The blond hair. Striking features. The Hawkes Bay upbringing followed by a move to Waikato. First plonked in a rowboat in her teens and not necessarily liking it.
And now this week performing way above her station at a world championships.
It could so easily be the CV of Caroline and Georgina Evers-Swindell, but instead it's Twigg, the rising star of New Zealand rowing who hopes to follow the lead of the Olympic champion twins.
By qualifying for the final of the women's single sculls at the world championships, she also booked her berth at next year's Olympics, a remarkable feat for someone barely out of her teens but no surprise to those who have followed her.
It started in the fourth form at Napier Girls High School.
"The first week I started I hated it.
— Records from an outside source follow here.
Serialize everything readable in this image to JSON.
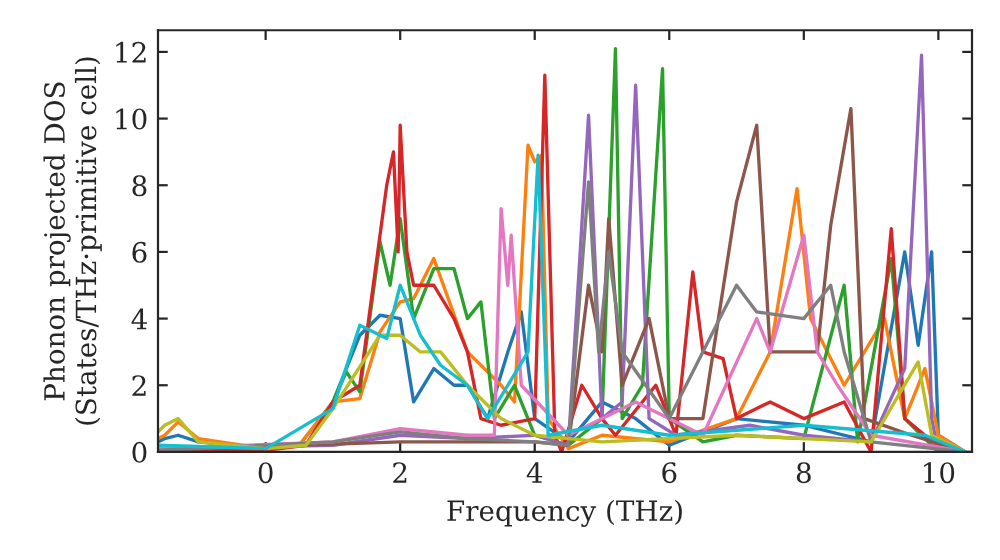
{
  "chart_data": {
    "type": "line",
    "xlabel": "Frequency (THz)",
    "ylabel": "Phonon projected DOS\n(States/THz·primitive cell)",
    "xlim": [
      -1.6,
      10.5
    ],
    "ylim": [
      0,
      12.65
    ],
    "xticks": [
      0,
      2,
      4,
      6,
      8,
      10
    ],
    "yticks": [
      0,
      2,
      4,
      6,
      8,
      10,
      12
    ],
    "grid": false,
    "legend": false,
    "marker": "none",
    "line_style": "solid",
    "series": [
      {
        "color": "#1f77b4",
        "x": [
          -1.6,
          -1.5,
          -1.3,
          -1.0,
          0,
          0.5,
          1.0,
          1.4,
          1.7,
          2.0,
          2.2,
          2.5,
          2.8,
          3.0,
          3.3,
          3.6,
          3.8,
          4.0,
          4.5,
          5.0,
          5.5,
          6.0,
          7.0,
          8.0,
          9.0,
          9.5,
          9.7,
          9.9,
          10.0,
          10.4
        ],
        "values": [
          0.3,
          0.4,
          0.5,
          0.3,
          0.1,
          0.2,
          1.5,
          3.5,
          4.1,
          4.0,
          1.5,
          2.5,
          2.0,
          2.0,
          1.0,
          3.0,
          4.2,
          1.0,
          0.3,
          1.5,
          1.0,
          0.2,
          1.0,
          0.8,
          0.3,
          6.0,
          3.2,
          6.0,
          0.5,
          0
        ]
      },
      {
        "color": "#ff7f0e",
        "x": [
          -1.6,
          -1.5,
          -1.3,
          -1.0,
          0,
          0.5,
          1.0,
          1.4,
          1.7,
          2.0,
          2.2,
          2.5,
          3.0,
          3.5,
          3.7,
          3.9,
          4.0,
          4.1,
          4.2,
          4.5,
          5.0,
          6.0,
          7.0,
          7.5,
          7.9,
          8.1,
          8.6,
          9.2,
          9.5,
          9.8,
          10.0,
          10.4
        ],
        "values": [
          0.4,
          0.5,
          0.9,
          0.4,
          0.1,
          0.2,
          1.5,
          1.6,
          3.6,
          4.5,
          4.6,
          5.8,
          3.0,
          2.0,
          1.5,
          9.2,
          8.7,
          8.9,
          1.0,
          0.1,
          0.5,
          0.3,
          1.0,
          3.0,
          7.9,
          4.0,
          2.0,
          4.0,
          1.0,
          2.5,
          0.5,
          0
        ]
      },
      {
        "color": "#2ca02c",
        "x": [
          -1.6,
          0,
          0.6,
          1.0,
          1.2,
          1.4,
          1.7,
          1.85,
          2.0,
          2.2,
          2.5,
          2.8,
          3.0,
          3.2,
          3.4,
          3.7,
          4.0,
          4.5,
          5.0,
          5.2,
          5.3,
          5.6,
          5.9,
          6.0,
          6.5,
          7.0,
          8.0,
          8.6,
          8.8,
          9.3,
          9.5,
          10.0,
          10.4
        ],
        "values": [
          0.1,
          0.1,
          0.2,
          1.5,
          2.4,
          1.8,
          6.3,
          5.0,
          7.0,
          4.0,
          5.5,
          5.5,
          4.0,
          4.5,
          1.0,
          2.0,
          0.5,
          0.2,
          1.0,
          12.1,
          1.0,
          2.0,
          11.5,
          1.0,
          0.3,
          0.5,
          0.4,
          5.0,
          0.3,
          5.8,
          1.0,
          0,
          0
        ]
      },
      {
        "color": "#d62728",
        "x": [
          -1.6,
          0,
          0.6,
          1.0,
          1.4,
          1.6,
          1.8,
          1.9,
          1.97,
          2.0,
          2.1,
          2.2,
          2.5,
          2.8,
          3.0,
          3.2,
          3.5,
          4.0,
          4.15,
          4.3,
          4.4,
          4.7,
          5.0,
          5.2,
          5.8,
          6.1,
          6.35,
          6.5,
          6.8,
          7.0,
          7.5,
          8.0,
          8.6,
          9.0,
          9.3,
          9.5,
          9.8,
          10.1,
          10.4
        ],
        "values": [
          0.1,
          0.05,
          0.2,
          1.5,
          2.0,
          5.0,
          8.0,
          9.0,
          6.0,
          9.8,
          6.0,
          5.0,
          5.0,
          4.0,
          3.0,
          1.0,
          0.8,
          1.0,
          11.3,
          0.5,
          0,
          2.0,
          1.0,
          0.5,
          2.0,
          0.5,
          5.4,
          3.0,
          2.8,
          1.0,
          1.5,
          1.0,
          1.5,
          0,
          6.7,
          1.0,
          0.5,
          0,
          0
        ]
      },
      {
        "color": "#9467bd",
        "x": [
          -1.6,
          1.0,
          2.0,
          3.0,
          4.0,
          4.5,
          4.8,
          5.0,
          5.3,
          5.5,
          5.7,
          6.1,
          7.2,
          8.0,
          9.0,
          9.5,
          9.75,
          9.9,
          10.0,
          10.4
        ],
        "values": [
          0.1,
          0.2,
          0.5,
          0.4,
          0.5,
          0.2,
          10.1,
          1.0,
          1.5,
          11.0,
          1.0,
          0.5,
          0.8,
          0.5,
          0.3,
          2.5,
          11.9,
          1.0,
          0,
          0
        ]
      },
      {
        "color": "#8c564b",
        "x": [
          -1.6,
          2.0,
          4.0,
          4.5,
          4.8,
          5.0,
          5.1,
          5.3,
          5.7,
          6.0,
          6.5,
          7.0,
          7.3,
          7.5,
          8.2,
          8.4,
          8.7,
          8.9,
          9.6,
          10.4
        ],
        "values": [
          0.05,
          0.3,
          0.3,
          0.2,
          5.0,
          3.0,
          7.0,
          2.0,
          4.0,
          1.0,
          1.0,
          7.5,
          9.8,
          3.0,
          3.0,
          6.8,
          10.3,
          1.0,
          0.5,
          0
        ]
      },
      {
        "color": "#e377c2",
        "x": [
          -1.6,
          1.0,
          2.0,
          3.0,
          3.4,
          3.5,
          3.6,
          3.65,
          3.8,
          4.5,
          5.5,
          6.5,
          7.3,
          7.5,
          8.0,
          8.2,
          8.5,
          9.0,
          10.4
        ],
        "values": [
          0.1,
          0.3,
          0.7,
          0.5,
          0.5,
          7.3,
          5.0,
          6.5,
          2.0,
          0.5,
          1.5,
          0.5,
          4.0,
          3.0,
          6.5,
          3.0,
          2.0,
          0.5,
          0
        ]
      },
      {
        "color": "#7f7f7f",
        "x": [
          -1.6,
          1.0,
          2.0,
          3.0,
          4.0,
          4.5,
          4.8,
          4.95,
          5.1,
          5.3,
          6.0,
          7.0,
          7.3,
          8.0,
          8.4,
          8.6,
          9.0,
          10.4
        ],
        "values": [
          0.05,
          0.3,
          0.6,
          0.4,
          0.3,
          0.2,
          8.1,
          3.0,
          6.0,
          3.0,
          1.0,
          5.0,
          4.2,
          4.0,
          5.0,
          3.0,
          0.3,
          0
        ]
      },
      {
        "color": "#bcbd22",
        "x": [
          -1.6,
          -1.5,
          -1.3,
          -1.0,
          0,
          0.6,
          1.0,
          1.7,
          2.0,
          2.3,
          2.6,
          3.0,
          3.5,
          4.0,
          5.0,
          7.0,
          9.0,
          9.7,
          9.9,
          10.4
        ],
        "values": [
          0.6,
          0.8,
          1.0,
          0.3,
          0.1,
          0.2,
          1.3,
          3.5,
          3.5,
          3.0,
          3.0,
          2.0,
          1.0,
          0.5,
          0.3,
          0.5,
          0.3,
          2.7,
          0.5,
          0
        ]
      },
      {
        "color": "#17becf",
        "x": [
          -1.6,
          0,
          1.0,
          1.4,
          1.8,
          2.0,
          2.3,
          2.6,
          3.0,
          3.3,
          3.9,
          4.05,
          4.2,
          5.0,
          6.0,
          8.0,
          9.8,
          10.4
        ],
        "values": [
          0.2,
          0.1,
          1.3,
          3.8,
          3.4,
          5.0,
          3.5,
          2.6,
          2.0,
          1.0,
          3.0,
          8.9,
          0.5,
          0.8,
          0.5,
          0.8,
          0.5,
          0
        ]
      }
    ]
  }
}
Dad encouraged me to keep going because he coached it," she said.
"If it wasn't for him, maybe I'd have thrown in the towel after day two. It's a sport that takes some getting used to."
Peter Twigg was on to a winner.
His daughter improved quickly, linking with Hawkes Bay Rowing Club, where she observed the Evers-Swindells - eight years her senior - with much admiration.
Her talent was recognised by prominent Hawkes Bay businessman Sam Kelt, who offered her a decade-long sponsorship.
Just weeks after that agreement in mid-2005, she won the world junior single sculls title in Brandenburg, Germany.
Last month another world title was collected, the under-23 crown in Scotland.